Let us accept the von Neumann cardinal assignment for this question. Furthermore, given a cardinal number $\kappa$, let us write $2^\kappa$ for the unique cardinal number isomorphic to the powerset of $\kappa$ (so in particular, we're doing cardinal exponentiation, not ordinal).
Also, write $C$ for the subclass of the ordinals consisting of all cardinal numbers. Then we have the following observation. $$\forall \kappa \in C :\mathrm{ord}(\kappa \cap C) \leq \kappa.$$
Question. Does ZFC prove the following? For all $\kappa \in C$, the following are equivalent.
- $\mathrm{ord}(\kappa \cap C) = \kappa$
- $\kappa$ is weakly inaccessible
I think I have the backward direction. (Is it correct?)
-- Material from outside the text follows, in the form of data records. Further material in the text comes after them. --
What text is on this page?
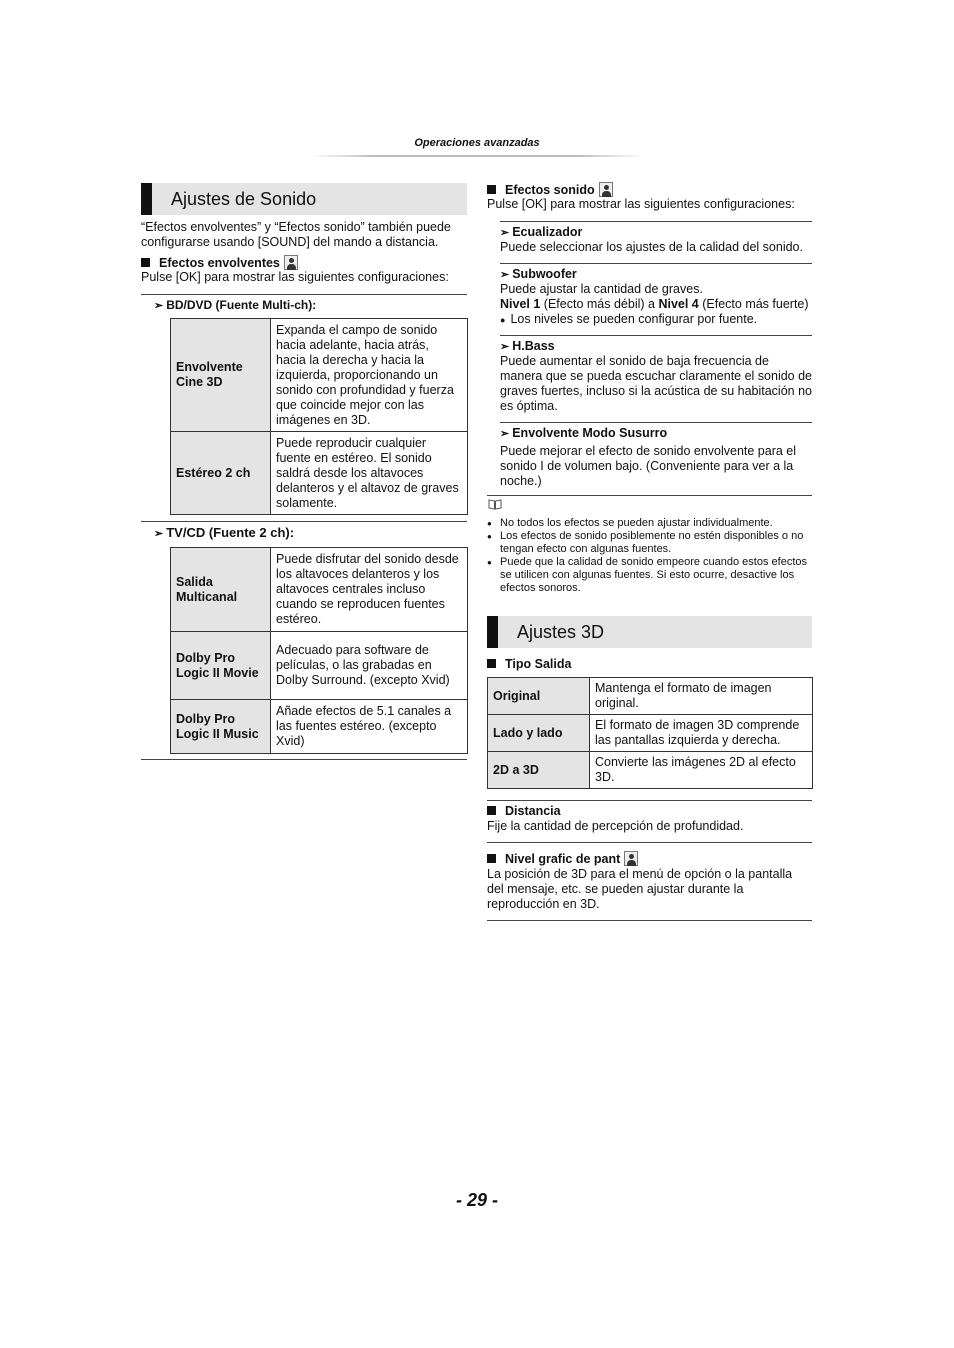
Operaciones avanzadas
Ajustes de Sonido

“Efectos envolventes” y “Efectos sonido” también puede configurarse usando [SOUND] del mando a distancia.

Efectos envolventes

Pulse [OK] para mostrar las siguientes configuraciones:

➢ BD/DVD (Fuente Multi-ch):

Envolvente Cine 3D	Expanda el campo de sonido hacia adelante, hacia atrás, hacia la derecha y hacia la izquierda, proporcionando un sonido con profundidad y fuerza que coincide mejor con las imágenes en 3D.
Estéreo 2 ch	Puede reproducir cualquier fuente en estéreo. El sonido saldrá desde los altavoces delanteros y el altavoz de graves solamente.

➢ TV/CD (Fuente 2 ch):

Salida Multicanal	Puede disfrutar del sonido desde los altavoces delanteros y los altavoces centrales incluso cuando se reproducen fuentes estéreo.
Dolby Pro Logic II Movie	Adecuado para software de películas, o las grabadas en Dolby Surround. (excepto Xvid)
Dolby Pro Logic II Music	Añade efectos de 5.1 canales a las fuentes estéreo. (excepto Xvid)

Efectos sonido

Pulse [OK] para mostrar las siguientes configuraciones:

➢ Ecualizador

Puede seleccionar los ajustes de la calidad del sonido.

➢ Subwoofer

Puede ajustar la cantidad de graves.

Nivel 1 (Efecto más débil) a Nivel 4 (Efecto más fuerte)

● Los niveles se pueden configurar por fuente.

➢ H.Bass

Puede aumentar el sonido de baja frecuencia de manera que se pueda escuchar claramente el sonido de graves fuertes, incluso si la acústica de su habitación no es óptima.

➢ Envolvente Modo Susurro

Puede mejorar el efecto de sonido envolvente para el sonido I de volumen bajo. (Conveniente para ver a la noche.)

● No todos los efectos se pueden ajustar individualmente.
● Los efectos de sonido posiblemente no estén disponibles o no tengan efecto con algunas fuentes.
● Puede que la calidad de sonido empeore cuando estos efectos se utilicen con algunas fuentes. Si esto ocurre, desactive los efectos sonoros.
Ajustes 3D

Tipo Salida

Original	Mantenga el formato de imagen original.
Lado y lado	El formato de imagen 3D comprende las pantallas izquierda y derecha.
2D a 3D	Convierte las imágenes 2D al efecto 3D.

Distancia

Fije la cantidad de percepción de profundidad.

Nivel grafic de pant

La posición de 3D para el menú de opción o la pantalla del mensaje, etc. se pueden ajustar durante la reproducción en 3D.

- 29 -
$(\leftarrow)$ Proof. Suppose $\kappa$ is a weakly inaccessible cardinal number. Then since $\kappa$ is a limit cardinal, hence $\kappa \cap C$ is cofinal in $\kappa$. Hence $|\kappa \cap C| = \kappa,$ since $\kappa$ is regular. Therefore $\mathrm{ord}(\kappa \cap C) \geq \kappa.$ Hence by the observation preceding the question, it follows that $\mathrm{ord}(\kappa \cap C) = \kappa.$
No, there are singular cardinals $\kappa$ such that $\kappa\cap C$ has order-type $\kappa$. The first such $\kappa$ is the supremum of the sequence (of length just $\omega$) defined inductively by $\xi(0)=\aleph_0$ and $\xi(n+1)=\aleph_{\xi(n)}$.